Torrenegra replied in a tweet that “doing something unsustainable is not necessarily bad or irresponsible”. However, he continued, “in most cases, when a startup carries out mass layoffs it is because, by definition, it finds itself in an unsustainable situation, but, semantically, it is the right thing to do”.

Vega told Bloomberg Línea that the hiring of people who have been laid off from startups continues, following the departure from the country of companies such as Shopee, iFood and Beat, or the closure of local firm Muni.

According to data collected by Platzi, “people in the tech industry who have been laid off are getting jobs within a week or so after the layoff, because, although the macroeconomic structure is indeed changing, supply is still outstripping demand”.

What is also changing, he added, “is that before, when [such people] changed jobs, they almost always got a higher salary, and now they are receiving a salary that is relatively similar to the one they had before”.

In Freddy Vega’s opinion, “this simply means that the market is undergoing a correction”.

For her part, Adriana Garcés, director of talent solutions at ManpowerGroup, said that those who did not manage to find employment quickly take an average of two to five months to find a new job.

And those who are able to find a position the fastest are people who, on the one hand, are bilingual, have data analytics and platform management skills, and at the same time have worked very well on their personal brand in networks such as LinkedIn, Garcés said.

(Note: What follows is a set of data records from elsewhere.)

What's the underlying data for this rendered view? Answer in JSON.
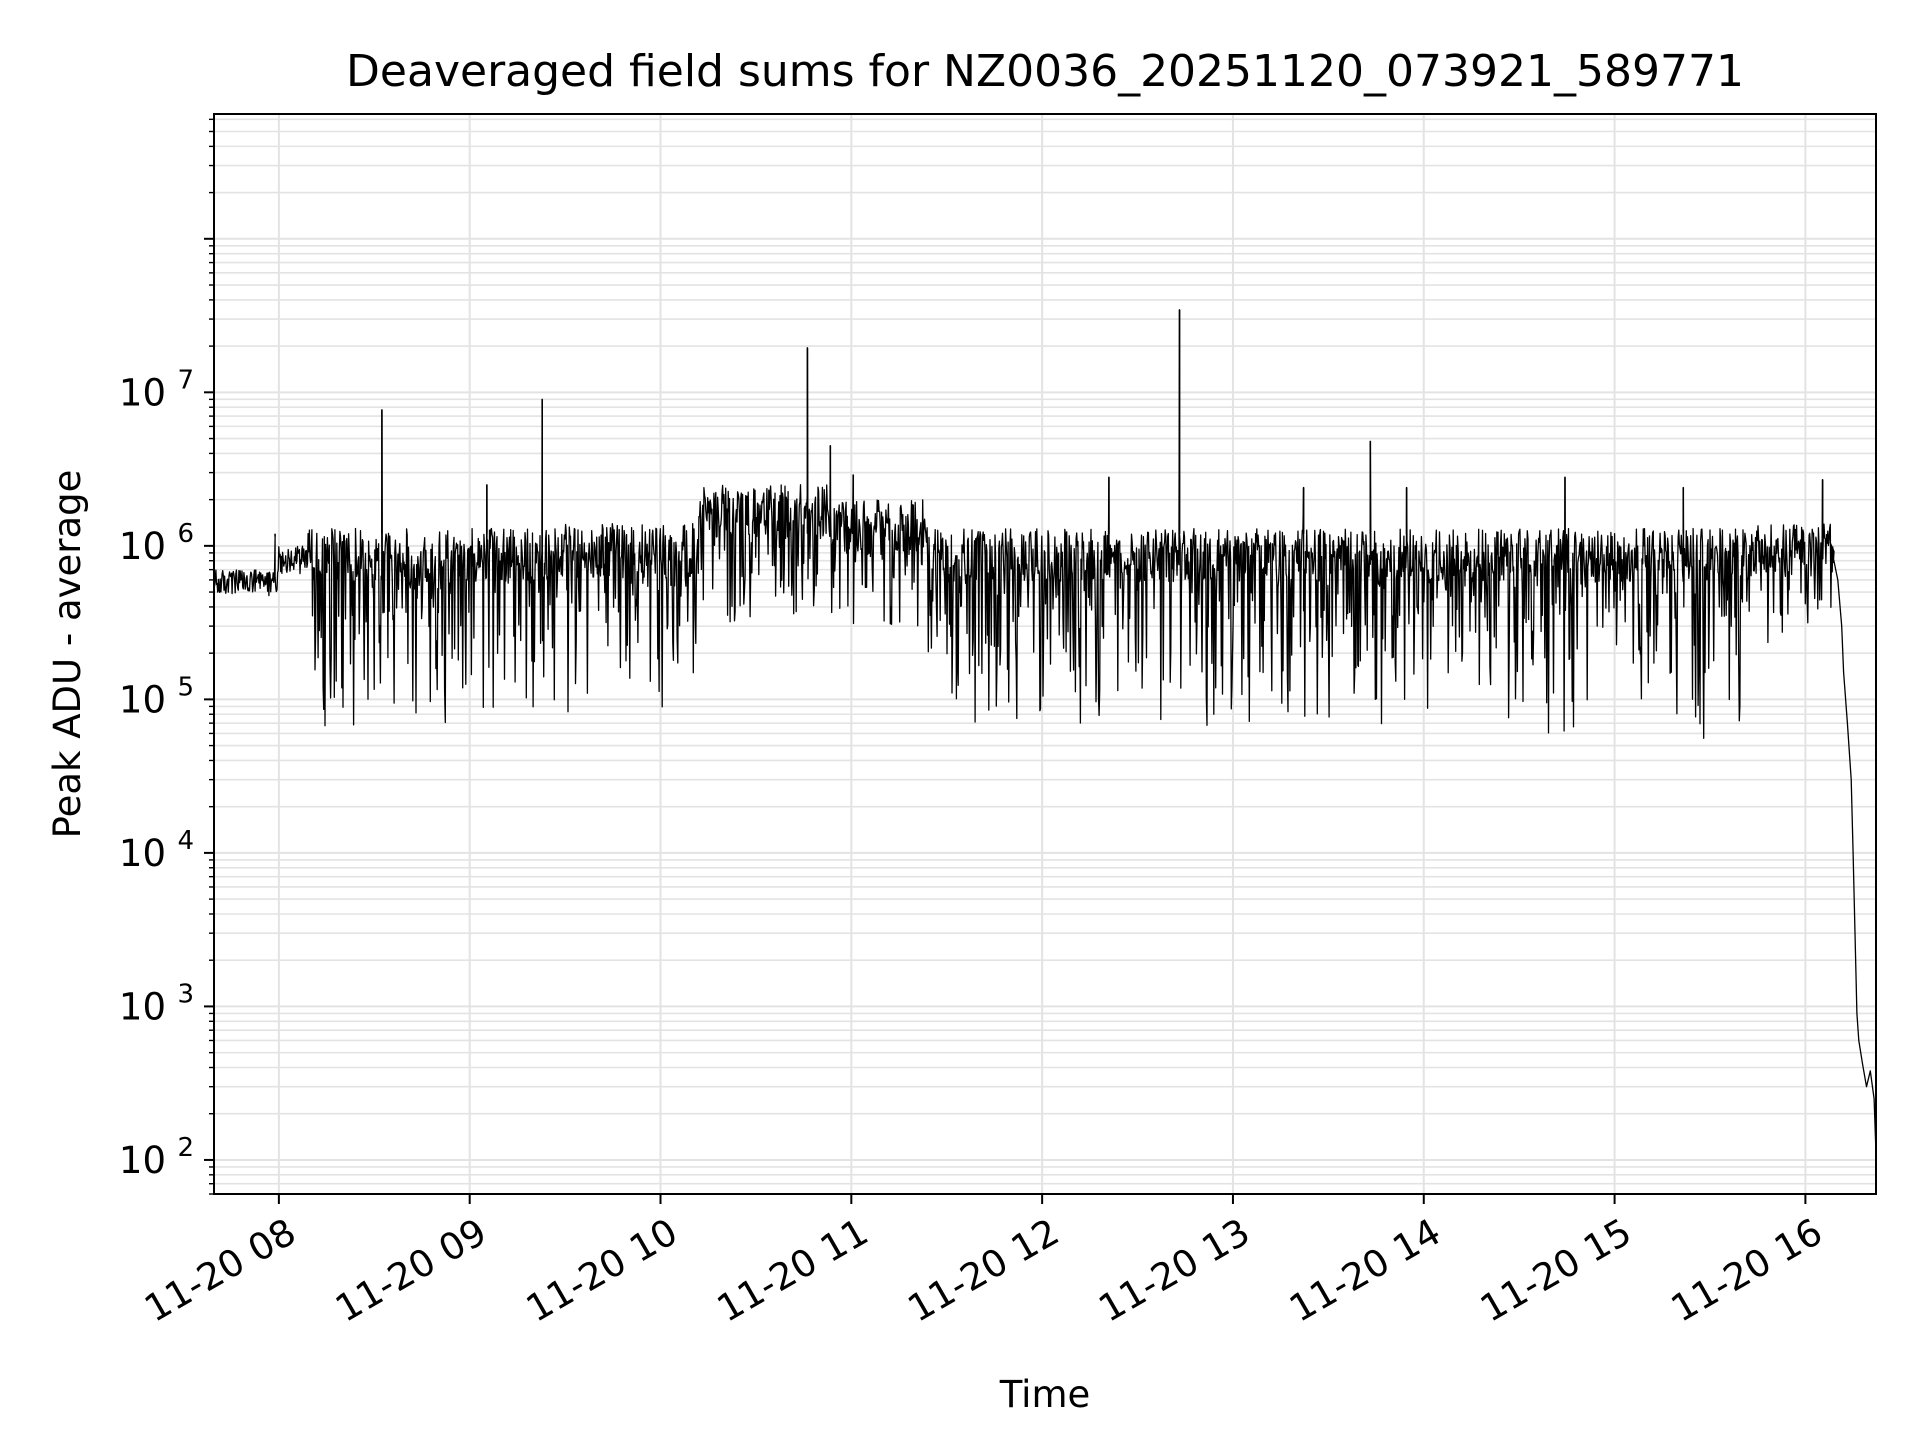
{
  "chart_data": {
    "type": "line",
    "title": "Deaveraged field sums for NZ0036_20251120_073921_589771",
    "xlabel": "Time",
    "ylabel": "Peak ADU - average",
    "yscale": "log",
    "ylim": [
      60,
      650000000
    ],
    "xlim_hours": [
      7.66,
      16.37
    ],
    "grid": true,
    "line_color": "#000000",
    "grid_color": "#e3e3e3",
    "x_ticks": [
      {
        "hour": 8,
        "label": "11-20 08"
      },
      {
        "hour": 9,
        "label": "11-20 09"
      },
      {
        "hour": 10,
        "label": "11-20 10"
      },
      {
        "hour": 11,
        "label": "11-20 11"
      },
      {
        "hour": 12,
        "label": "11-20 12"
      },
      {
        "hour": 13,
        "label": "11-20 13"
      },
      {
        "hour": 14,
        "label": "11-20 14"
      },
      {
        "hour": 15,
        "label": "11-20 15"
      },
      {
        "hour": 16,
        "label": "11-20 16"
      }
    ],
    "y_ticks": [
      {
        "exp": 2,
        "base": "10",
        "sup": "2"
      },
      {
        "exp": 3,
        "base": "10",
        "sup": "3"
      },
      {
        "exp": 4,
        "base": "10",
        "sup": "4"
      },
      {
        "exp": 5,
        "base": "10",
        "sup": "5"
      },
      {
        "exp": 6,
        "base": "10",
        "sup": "6"
      },
      {
        "exp": 7,
        "base": "10",
        "sup": "7"
      }
    ],
    "segments": [
      {
        "t0": 7.66,
        "t1": 7.99,
        "upper": 700000,
        "lower": 400000
      },
      {
        "t0": 7.99,
        "t1": 8.15,
        "upper": 1000000,
        "lower": 550000
      },
      {
        "t0": 8.15,
        "t1": 9.5,
        "upper": 1300000,
        "lower": 60000
      },
      {
        "t0": 9.5,
        "t1": 10.2,
        "upper": 1400000,
        "lower": 80000
      },
      {
        "t0": 10.2,
        "t1": 10.9,
        "upper": 2500000,
        "lower": 250000
      },
      {
        "t0": 10.9,
        "t1": 11.4,
        "upper": 2000000,
        "lower": 200000
      },
      {
        "t0": 11.4,
        "t1": 12.5,
        "upper": 1300000,
        "lower": 60000
      },
      {
        "t0": 12.5,
        "t1": 15.7,
        "upper": 1300000,
        "lower": 55000
      },
      {
        "t0": 15.7,
        "t1": 16.15,
        "upper": 1400000,
        "lower": 200000
      }
    ],
    "spikes": [
      {
        "t": 7.98,
        "y": 1150000
      },
      {
        "t": 8.54,
        "y": 7700000
      },
      {
        "t": 9.09,
        "y": 2500000
      },
      {
        "t": 9.38,
        "y": 9000000
      },
      {
        "t": 10.77,
        "y": 19500000
      },
      {
        "t": 10.89,
        "y": 4500000
      },
      {
        "t": 11.01,
        "y": 2900000
      },
      {
        "t": 12.35,
        "y": 2800000
      },
      {
        "t": 12.72,
        "y": 34500000
      },
      {
        "t": 13.37,
        "y": 2400000
      },
      {
        "t": 13.72,
        "y": 4800000
      },
      {
        "t": 13.91,
        "y": 2400000
      },
      {
        "t": 14.74,
        "y": 2800000
      },
      {
        "t": 15.36,
        "y": 2400000
      },
      {
        "t": 16.09,
        "y": 2700000
      }
    ],
    "tail": [
      {
        "t": 16.13,
        "y": 1050000
      },
      {
        "t": 16.17,
        "y": 600000
      },
      {
        "t": 16.19,
        "y": 300000
      },
      {
        "t": 16.2,
        "y": 150000
      },
      {
        "t": 16.22,
        "y": 70000
      },
      {
        "t": 16.24,
        "y": 30000
      },
      {
        "t": 16.25,
        "y": 10000
      },
      {
        "t": 16.26,
        "y": 3000
      },
      {
        "t": 16.27,
        "y": 900
      },
      {
        "t": 16.28,
        "y": 600
      },
      {
        "t": 16.3,
        "y": 420
      },
      {
        "t": 16.32,
        "y": 300
      },
      {
        "t": 16.34,
        "y": 380
      },
      {
        "t": 16.36,
        "y": 250
      },
      {
        "t": 16.37,
        "y": 110
      }
    ]
  }
}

The debate about founders’ pay

Vega also referred to technology companies’ CEOs’ and founders’ pay, after Brazil’s Nubank reported that its founder, Colombian David Vélez, resigned his million-dollar income from shares in the company.

“The discussion of what CEOs can make reminds me a lot of the discussion of paying congress members less. It’s one of those moves that, depending on size and perspective, can make a difference, but generally doesn’t,” he says.

For Vega, this makes more sense in public companies where very aggressive compensation packages are offered, and where they already have an assured revenue stream with the goal of continuing to grow, but instead, “rarely, very rarely, in a startup the salary or compensation of the executive team or the founders is what makes the difference.”

“In startups, the promise that executives and founders play for is almost always the promise that eventually the equity, the stock value, is going to be the big reward. That means that it is extremely uncommon, in a startup, for a founder or a CEO to have a large salary-based compensation. Those things are myths,” he said.

“That said, I’m sure it’s politically correct, because people love to see these kinds of gestures, but it doesn’t mean it’s strategically correct, because companies are not one- or two-year games,” he said.

Vega believes that the formula for survival in startups, and the industry in general, comes down to how much they spend and how much they make.

If they were spending more than they were earning, in the past investors were willing to leverage that spending in exchange for more growth, he said. “And now, because of new macroeconomic factors they’re not, which is what’s happening. The founders and executives of these companies have no choice but to lower expenses or the company dies, because companies die when they run out of money, and that is what generates layoffs.”